Yesterday, the U.S. Supreme Court in a 5-4 decision endorsed the enforceability of class arbitration waivers, which businesses may enter into before any dispute arises to protect themselves from consumer and employment class actions. AT&T Mobility v. Concepcion, No. 09-893 (April 27, 2011). While the plaintiffs’ bar undoubtedly is already dreaming up ways to evade Concepcion, the impact of this decision should be major.

Class arbitration waivers are designed for consumers, employees, or others to commit to pursue any future claims only through binding arbitration (as opposed to in court) and only on an individual basis (as opposed to as part of a class).

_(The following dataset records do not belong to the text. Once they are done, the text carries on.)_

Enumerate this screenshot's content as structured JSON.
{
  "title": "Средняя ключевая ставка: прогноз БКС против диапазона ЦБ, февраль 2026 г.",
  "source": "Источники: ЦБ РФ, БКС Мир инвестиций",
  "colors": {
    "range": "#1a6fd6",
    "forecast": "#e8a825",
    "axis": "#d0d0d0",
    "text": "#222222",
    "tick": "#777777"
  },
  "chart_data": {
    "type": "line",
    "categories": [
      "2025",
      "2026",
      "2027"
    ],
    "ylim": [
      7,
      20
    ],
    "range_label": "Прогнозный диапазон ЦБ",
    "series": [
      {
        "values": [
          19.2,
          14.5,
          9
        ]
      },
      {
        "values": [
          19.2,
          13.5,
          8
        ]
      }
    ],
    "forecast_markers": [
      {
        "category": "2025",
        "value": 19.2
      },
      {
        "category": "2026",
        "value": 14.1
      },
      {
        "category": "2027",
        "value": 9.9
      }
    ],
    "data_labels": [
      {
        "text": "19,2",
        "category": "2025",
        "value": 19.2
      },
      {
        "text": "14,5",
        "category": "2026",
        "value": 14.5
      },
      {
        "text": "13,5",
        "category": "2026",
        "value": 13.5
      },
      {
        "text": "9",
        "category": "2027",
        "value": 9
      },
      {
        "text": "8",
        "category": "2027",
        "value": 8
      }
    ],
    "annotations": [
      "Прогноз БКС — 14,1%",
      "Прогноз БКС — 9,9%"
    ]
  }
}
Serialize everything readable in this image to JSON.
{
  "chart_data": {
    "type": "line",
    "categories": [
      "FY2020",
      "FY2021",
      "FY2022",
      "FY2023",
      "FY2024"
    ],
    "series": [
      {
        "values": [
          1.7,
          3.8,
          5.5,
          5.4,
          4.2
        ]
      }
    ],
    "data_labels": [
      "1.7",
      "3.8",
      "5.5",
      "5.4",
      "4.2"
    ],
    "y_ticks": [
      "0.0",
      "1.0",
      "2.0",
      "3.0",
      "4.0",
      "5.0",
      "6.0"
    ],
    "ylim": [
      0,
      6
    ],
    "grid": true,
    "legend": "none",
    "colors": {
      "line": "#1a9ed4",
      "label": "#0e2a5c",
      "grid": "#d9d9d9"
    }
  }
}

In other words, by signing a consumer contract or other agreement containing a class arbitration waiver, an individual is agreeing not to pursue a class action either in court or in arbitration. Prior to yesterday, the enforceability of such waivers was frequently challenged, with the plaintiffs’ bar arguing that some claims can only effectively be pursued on a class basis. In light of the Supreme Court’s holding in Concepcion, businesses should consider implementing an arbitration program or refining their existing programs in order to protect themselves from future class claims. Legal guidance should be obtained in the design, communication, and implementation of such programs so as to maximize their chances of enforceability.